Growth projects support distribution payments
Enbridge has quite a few expansion projects as work-in-progress. Enbridge shows aggressive capital deployment to a host of pipelines which are expected to come online until the first half of 2016. A focus on higher-margin liquids projects should further support distribution growth from Enbridge Energy Partners.
Distribution history and yield
Enbridge Energy Partners presently pays $0.5435 per quarter which translates into an annualized payment of $2.174. Investors who purchase this master limited partnership get to enjoy a forward dividend yield of 7.4%. This yield is higher than the 6.7% paid by investor darling Kinder Morgan Energy Partners.
Enbridge Energy Partners has a distribution record starting as far back as 1992. The distributions per unit over the last fourteen years are displayed in the graph below. Distributions have increased from $1.75 in 2000 to $2.174 in 2013 (an increase of 24%).
(click to enlarge)Distribution growth hasn't been as spectacular as with other MLPs but Enbridge Energy Partners has one of the most attractive yields in the sector. Atlas Pipeline Partners (APL), which I also hold in my portfolio based on outstanding historical performance, also pays investors more than 7%. Magellan Midstream Partners (MMP) has the lowest yield of 3.68% but its footprint in the Permian Basin and Eagle Ford shale give this company still decent capital appreciation potential.

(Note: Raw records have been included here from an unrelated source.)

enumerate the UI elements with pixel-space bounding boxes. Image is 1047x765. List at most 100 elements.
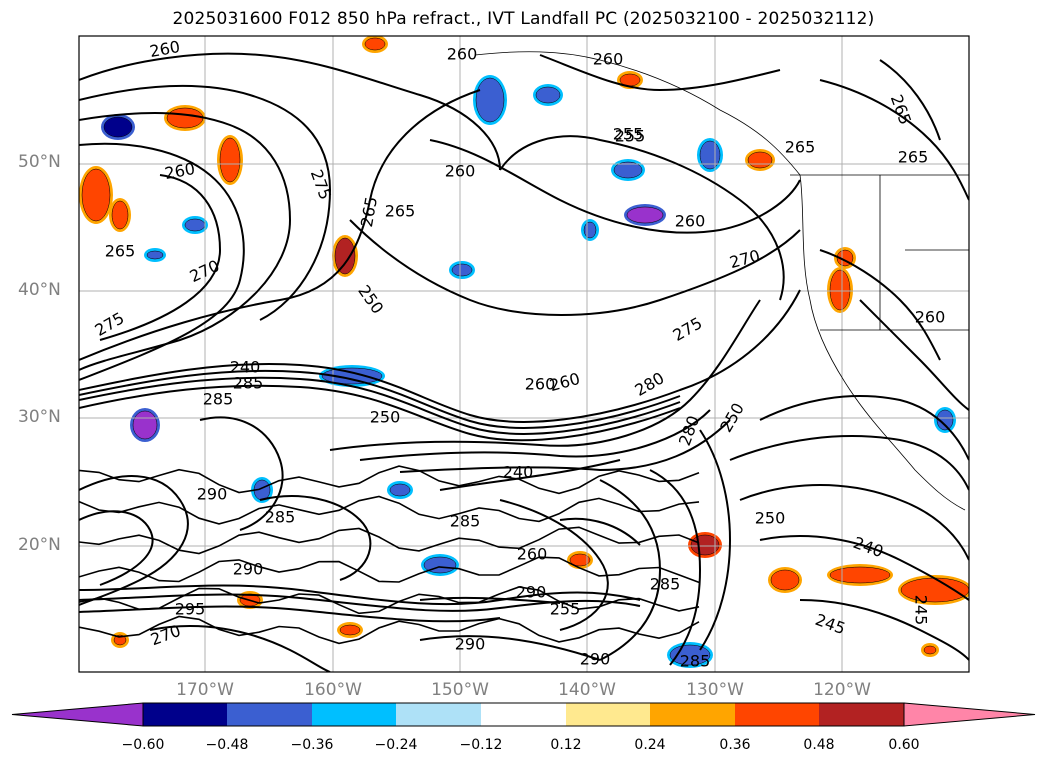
colorbar-tick-label: 0.24: [634, 737, 666, 753]
lon-label-150w: 150°W: [431, 680, 489, 700]
lon-label-130w: 130°W: [686, 680, 744, 700]
anomaly-fill-inner: [103, 116, 133, 138]
colorbar-segment: [312, 703, 396, 726]
anomaly-fill-inner: [219, 137, 241, 183]
anomaly-fill-inner: [535, 86, 561, 104]
contour-label: 265: [105, 242, 136, 261]
contour-line: [699, 429, 732, 651]
contour-line: [79, 465, 700, 495]
contour-line: [79, 52, 501, 171]
colorbar-tick-label: 0.60: [888, 737, 920, 753]
anomaly-fill-inner: [829, 269, 851, 311]
contour-label: 260: [517, 545, 548, 564]
contour-line: [79, 586, 700, 615]
contour-label: 290: [580, 650, 611, 669]
anomaly-fill-inner: [132, 410, 158, 440]
contour-line: [439, 459, 621, 491]
contour-line: [79, 376, 681, 435]
anomaly-fill-inner: [146, 250, 164, 260]
contour-label: 285: [450, 512, 481, 531]
contour-label: 260: [525, 375, 556, 394]
colorbar-segment: [143, 703, 227, 726]
anomaly-fill-inner: [923, 645, 937, 655]
colorbar-tick-label: −0.24: [374, 737, 418, 753]
contour-label: 265: [385, 202, 416, 221]
contour-line: [79, 475, 189, 606]
contour-line: [149, 625, 331, 672]
anomaly-fill-inner: [699, 140, 721, 170]
lat-label-30n: 30°N: [18, 407, 61, 427]
contour-line: [349, 219, 801, 316]
contour-line: [759, 395, 969, 461]
contour-line: [199, 416, 284, 531]
contour-line: [399, 419, 731, 473]
contour-line: [819, 249, 941, 361]
contour-line: [799, 599, 969, 661]
colorbar: [11, 702, 1036, 727]
anomaly-fill-inner: [626, 206, 664, 224]
contour-line: [419, 635, 601, 661]
contour-line: [79, 289, 801, 423]
contour-label: 260: [915, 308, 946, 327]
colorbar-under-arrow: [11, 702, 144, 727]
contour-label: 260: [593, 50, 624, 69]
lon-label-120w: 120°W: [813, 680, 871, 700]
refractivity-contours: [79, 52, 969, 672]
contour-line: [329, 299, 761, 451]
contour-label: 285: [680, 652, 711, 671]
contour-line: [499, 135, 785, 301]
contour-label: 240: [230, 358, 261, 377]
anomaly-fill-inner: [770, 569, 800, 591]
contour-line: [79, 526, 700, 555]
colorbar-segment: [735, 703, 819, 726]
anomaly-fill-inner: [166, 107, 204, 129]
contour-label: 290: [516, 583, 547, 602]
anomaly-fill-inner: [613, 161, 643, 179]
contour-line: [259, 495, 372, 581]
colorbar-tick-label: −0.36: [290, 737, 334, 753]
contour-line: [79, 556, 700, 584]
lat-label-50n: 50°N: [18, 152, 61, 172]
colorbar-segment: [396, 703, 481, 726]
colorbar-tick-label: 0.36: [719, 737, 751, 753]
contour-label: 250: [755, 509, 786, 528]
colorbar-segment: [650, 703, 735, 726]
contour-line: [429, 139, 801, 234]
colorbar-tick-label: 0.12: [550, 737, 582, 753]
contour-line: [359, 409, 711, 461]
contour-label: 255: [550, 600, 581, 619]
lat-label-40n: 40°N: [18, 280, 61, 300]
colorbar-segment: [227, 703, 312, 726]
anomaly-fill-inner: [339, 624, 361, 636]
colorbar-segment: [566, 703, 650, 726]
anomaly-fill-inner: [900, 577, 969, 603]
contour-line: [79, 89, 481, 361]
contour-line: [859, 299, 969, 411]
anomaly-fill-inner: [321, 367, 383, 385]
lon-label-170w: 170°W: [176, 680, 234, 700]
contour-line: [419, 596, 561, 604]
coastline-layer: [474, 51, 969, 511]
contour-line: [79, 112, 292, 371]
contour-line: [79, 615, 700, 645]
lon-label-140w: 140°W: [558, 680, 616, 700]
contour-line: [539, 54, 781, 92]
contour-label: 285: [265, 508, 296, 527]
contour-label: 250: [370, 408, 401, 427]
colorbar-segment: [819, 703, 904, 726]
plot-frame: [78, 35, 970, 673]
contour-line: [739, 484, 969, 561]
anomaly-fill-inner: [364, 37, 386, 51]
contour-label: 295: [175, 600, 206, 619]
contour-line: [79, 384, 681, 442]
anomaly-fill-inner: [81, 168, 111, 222]
contour-line: [729, 435, 969, 491]
anomaly-fill-inner: [334, 237, 356, 275]
contour-label: 245: [912, 595, 931, 626]
contour-line: [79, 84, 332, 321]
colorbar-frame: [142, 702, 905, 727]
contour-line: [559, 517, 641, 546]
contour-line: [79, 142, 245, 381]
anomaly-fill-inner: [583, 221, 597, 239]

Investors who desire high distributions might want to opt for either Enbridge Energy Partners or Atlas Pipeline Partners. Plains All American Pipeline and Kinder Morgan Energy Partners are also high-yield, well-diversified master limited partnerships that could be added to long-term income-oriented portfolios. Magellan Midstream Partners is a fast growing pipeline company which focuses aggressively on acquiring pipeline capacity. Its distribution growth record is just as impressive as the one for Kinder Morgan but its distribution yield is too low in comparison. Investors who want to get exposure to a high-yielding US pipeline play should take a closer look at Enbridge Energy Partners. Long-term BUY on favorable industry economics, expansion drive and high current yield.